La perdita del simbolico, della sua stratificazione e della sua profondità, è uno dei segni più evidenti e drammatici della crisi di senso che la nostra civiltà sta attraversando. Una civiltà che fa fatica a raccontare fiabe ai bambini e a cantare filastrocche è una civiltà che perde la gioia.

In molti suoi libri Eugen Drewermann ha trattato del potere che le fiabe, i miti e le immagini hanno di parlare alle profondità del nostro inconscio. Secondo il teologo tedesco, il punto di partenza per comprendere l’esperienza religiosa non è tanto la razionalità, quanto il vissuto senza parole e pieno di immagini degli strati più profondi della psiche umana: mentre il metodo della storia delle forme dà priorità alla parola rispetto all’immagine, Drewermann propone, per avvicinarsi al contenuto religioso dei racconti biblici, di capovolgere il punto di osservazione, cioè di cominciare dal sogno, anziché dalla parola.

Canticchio fra me e me Bambino nella culla, mentre si avvicina il momento di cominciare a pensare al presepe.
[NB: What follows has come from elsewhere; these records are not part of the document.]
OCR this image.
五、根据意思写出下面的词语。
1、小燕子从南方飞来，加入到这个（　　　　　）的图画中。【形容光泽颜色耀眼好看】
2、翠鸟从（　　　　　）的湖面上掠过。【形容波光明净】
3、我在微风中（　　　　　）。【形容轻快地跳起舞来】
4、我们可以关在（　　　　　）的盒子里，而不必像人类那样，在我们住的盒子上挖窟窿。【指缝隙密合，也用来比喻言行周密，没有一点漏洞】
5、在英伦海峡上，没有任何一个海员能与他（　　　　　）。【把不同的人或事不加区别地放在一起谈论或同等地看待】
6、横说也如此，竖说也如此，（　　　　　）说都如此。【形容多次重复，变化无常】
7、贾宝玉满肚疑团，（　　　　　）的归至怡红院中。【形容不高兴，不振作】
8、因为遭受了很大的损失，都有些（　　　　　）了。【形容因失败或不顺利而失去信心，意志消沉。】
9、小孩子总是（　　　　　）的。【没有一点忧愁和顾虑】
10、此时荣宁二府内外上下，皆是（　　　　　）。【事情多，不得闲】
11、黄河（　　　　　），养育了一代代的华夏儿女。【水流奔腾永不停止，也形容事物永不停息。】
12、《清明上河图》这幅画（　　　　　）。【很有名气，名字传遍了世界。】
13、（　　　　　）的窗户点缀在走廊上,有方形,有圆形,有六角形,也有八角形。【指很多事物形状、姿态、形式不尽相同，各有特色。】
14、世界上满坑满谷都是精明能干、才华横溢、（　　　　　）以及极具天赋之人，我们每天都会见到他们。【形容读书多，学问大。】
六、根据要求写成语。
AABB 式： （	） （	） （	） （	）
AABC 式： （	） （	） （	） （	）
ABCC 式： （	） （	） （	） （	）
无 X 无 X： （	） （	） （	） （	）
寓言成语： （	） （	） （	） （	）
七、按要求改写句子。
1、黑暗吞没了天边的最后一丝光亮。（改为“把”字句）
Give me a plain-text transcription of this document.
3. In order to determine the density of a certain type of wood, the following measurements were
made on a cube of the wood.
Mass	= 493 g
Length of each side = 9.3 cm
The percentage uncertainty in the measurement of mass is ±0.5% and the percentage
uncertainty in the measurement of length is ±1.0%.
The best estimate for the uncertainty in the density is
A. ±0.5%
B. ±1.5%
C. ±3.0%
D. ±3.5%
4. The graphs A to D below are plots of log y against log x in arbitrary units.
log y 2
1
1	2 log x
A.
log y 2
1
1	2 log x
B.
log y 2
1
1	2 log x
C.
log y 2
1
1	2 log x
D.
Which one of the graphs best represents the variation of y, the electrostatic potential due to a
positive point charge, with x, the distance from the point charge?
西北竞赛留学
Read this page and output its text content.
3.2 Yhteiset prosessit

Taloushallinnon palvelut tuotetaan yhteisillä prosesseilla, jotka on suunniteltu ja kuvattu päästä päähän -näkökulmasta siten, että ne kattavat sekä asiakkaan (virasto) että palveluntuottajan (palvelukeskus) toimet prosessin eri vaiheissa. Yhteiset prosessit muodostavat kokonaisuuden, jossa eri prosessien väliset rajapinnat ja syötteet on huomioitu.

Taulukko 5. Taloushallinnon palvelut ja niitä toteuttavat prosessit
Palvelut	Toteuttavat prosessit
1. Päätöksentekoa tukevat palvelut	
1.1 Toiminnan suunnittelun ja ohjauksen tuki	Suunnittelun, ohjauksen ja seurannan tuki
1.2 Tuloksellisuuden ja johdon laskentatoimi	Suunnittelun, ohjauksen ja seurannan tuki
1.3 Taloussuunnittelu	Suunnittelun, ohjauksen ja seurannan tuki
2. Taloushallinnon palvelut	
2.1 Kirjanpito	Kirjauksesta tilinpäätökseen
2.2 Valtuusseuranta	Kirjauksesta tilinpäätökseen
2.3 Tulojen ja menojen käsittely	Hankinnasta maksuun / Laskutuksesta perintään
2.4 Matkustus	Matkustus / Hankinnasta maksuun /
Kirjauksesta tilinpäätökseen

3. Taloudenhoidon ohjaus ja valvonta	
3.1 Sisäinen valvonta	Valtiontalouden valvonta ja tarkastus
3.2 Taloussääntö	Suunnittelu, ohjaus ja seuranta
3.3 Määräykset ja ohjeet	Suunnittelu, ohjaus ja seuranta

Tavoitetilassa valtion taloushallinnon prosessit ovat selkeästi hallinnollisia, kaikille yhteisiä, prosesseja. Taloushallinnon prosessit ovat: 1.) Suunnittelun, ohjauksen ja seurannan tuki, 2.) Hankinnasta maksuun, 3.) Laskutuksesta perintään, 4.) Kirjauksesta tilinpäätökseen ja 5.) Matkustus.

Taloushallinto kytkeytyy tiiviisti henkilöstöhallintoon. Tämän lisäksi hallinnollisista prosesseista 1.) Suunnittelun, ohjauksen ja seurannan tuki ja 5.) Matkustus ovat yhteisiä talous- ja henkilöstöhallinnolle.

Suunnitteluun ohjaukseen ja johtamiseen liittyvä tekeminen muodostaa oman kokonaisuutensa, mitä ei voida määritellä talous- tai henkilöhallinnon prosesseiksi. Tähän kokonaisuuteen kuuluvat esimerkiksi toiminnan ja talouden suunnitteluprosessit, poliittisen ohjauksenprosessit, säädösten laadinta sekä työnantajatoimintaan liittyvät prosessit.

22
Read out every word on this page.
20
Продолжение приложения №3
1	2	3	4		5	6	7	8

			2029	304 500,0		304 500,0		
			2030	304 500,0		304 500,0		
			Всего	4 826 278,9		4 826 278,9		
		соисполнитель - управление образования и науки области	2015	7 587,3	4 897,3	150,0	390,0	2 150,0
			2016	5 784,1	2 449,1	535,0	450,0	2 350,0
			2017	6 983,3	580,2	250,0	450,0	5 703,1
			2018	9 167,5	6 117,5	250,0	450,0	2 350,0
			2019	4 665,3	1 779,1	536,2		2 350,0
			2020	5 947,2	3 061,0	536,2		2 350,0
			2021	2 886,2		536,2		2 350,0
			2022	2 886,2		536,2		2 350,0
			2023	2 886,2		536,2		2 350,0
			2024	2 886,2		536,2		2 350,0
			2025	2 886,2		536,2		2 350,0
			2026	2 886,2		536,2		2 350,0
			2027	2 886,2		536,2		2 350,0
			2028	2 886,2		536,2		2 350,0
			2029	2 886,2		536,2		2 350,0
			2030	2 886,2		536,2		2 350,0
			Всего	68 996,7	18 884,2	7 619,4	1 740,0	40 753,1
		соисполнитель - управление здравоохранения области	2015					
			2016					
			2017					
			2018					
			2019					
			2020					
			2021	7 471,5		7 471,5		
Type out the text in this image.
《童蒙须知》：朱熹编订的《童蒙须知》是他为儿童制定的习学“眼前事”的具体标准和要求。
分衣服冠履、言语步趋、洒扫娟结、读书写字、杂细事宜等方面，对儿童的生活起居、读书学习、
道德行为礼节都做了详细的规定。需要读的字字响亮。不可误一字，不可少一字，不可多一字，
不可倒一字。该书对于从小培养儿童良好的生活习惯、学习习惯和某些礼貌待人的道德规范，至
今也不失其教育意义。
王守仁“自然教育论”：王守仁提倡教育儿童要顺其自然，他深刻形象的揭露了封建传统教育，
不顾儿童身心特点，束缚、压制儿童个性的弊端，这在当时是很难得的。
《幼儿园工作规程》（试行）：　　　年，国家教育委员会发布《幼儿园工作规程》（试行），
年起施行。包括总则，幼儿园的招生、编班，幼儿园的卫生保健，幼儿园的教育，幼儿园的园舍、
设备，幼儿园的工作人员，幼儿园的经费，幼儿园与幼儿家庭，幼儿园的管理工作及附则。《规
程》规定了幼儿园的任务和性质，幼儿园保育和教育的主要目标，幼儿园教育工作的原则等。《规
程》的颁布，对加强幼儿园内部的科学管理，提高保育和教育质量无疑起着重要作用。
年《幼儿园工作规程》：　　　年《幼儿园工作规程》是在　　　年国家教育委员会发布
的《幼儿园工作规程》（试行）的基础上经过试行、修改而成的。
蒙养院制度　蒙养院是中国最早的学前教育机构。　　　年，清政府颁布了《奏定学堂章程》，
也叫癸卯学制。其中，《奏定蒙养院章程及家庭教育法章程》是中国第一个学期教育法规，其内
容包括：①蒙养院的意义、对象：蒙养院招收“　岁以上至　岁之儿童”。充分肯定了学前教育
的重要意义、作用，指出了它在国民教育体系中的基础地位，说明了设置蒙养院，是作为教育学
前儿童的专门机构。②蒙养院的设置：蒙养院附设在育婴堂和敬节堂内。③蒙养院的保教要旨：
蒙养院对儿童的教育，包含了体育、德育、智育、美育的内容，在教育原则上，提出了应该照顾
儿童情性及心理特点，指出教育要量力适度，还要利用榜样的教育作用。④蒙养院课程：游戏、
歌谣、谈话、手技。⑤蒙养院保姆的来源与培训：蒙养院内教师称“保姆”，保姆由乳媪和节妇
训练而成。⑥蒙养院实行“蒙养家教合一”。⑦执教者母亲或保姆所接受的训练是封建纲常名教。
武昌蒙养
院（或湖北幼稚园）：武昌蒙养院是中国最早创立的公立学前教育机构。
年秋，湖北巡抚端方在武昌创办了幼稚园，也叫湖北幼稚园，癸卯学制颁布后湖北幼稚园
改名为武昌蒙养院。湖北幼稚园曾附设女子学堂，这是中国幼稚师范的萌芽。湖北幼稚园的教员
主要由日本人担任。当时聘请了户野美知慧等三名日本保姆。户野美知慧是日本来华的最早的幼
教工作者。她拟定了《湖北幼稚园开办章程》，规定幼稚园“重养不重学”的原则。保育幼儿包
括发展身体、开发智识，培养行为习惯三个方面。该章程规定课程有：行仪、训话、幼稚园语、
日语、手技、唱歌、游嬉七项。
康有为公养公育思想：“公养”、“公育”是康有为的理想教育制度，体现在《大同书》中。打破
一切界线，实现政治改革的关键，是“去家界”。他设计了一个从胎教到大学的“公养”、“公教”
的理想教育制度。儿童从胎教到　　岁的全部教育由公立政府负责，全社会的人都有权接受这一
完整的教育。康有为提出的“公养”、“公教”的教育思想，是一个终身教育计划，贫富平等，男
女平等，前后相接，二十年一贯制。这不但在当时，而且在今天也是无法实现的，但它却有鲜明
Il presepe, un sogno di pace in cui Dio che si è fatto bambino può addormentarsi serenamente, scaldato dal respiro di un asino e di un bue e dal tepore del corpo di una mamma gatta e dei suoi cinque gattini.

Un sogno di pace che tocca nel profondo le sorgenti della nostra umanità, custodendo come irrinunciabile il desiderio, la speranza e la forza dell’amore.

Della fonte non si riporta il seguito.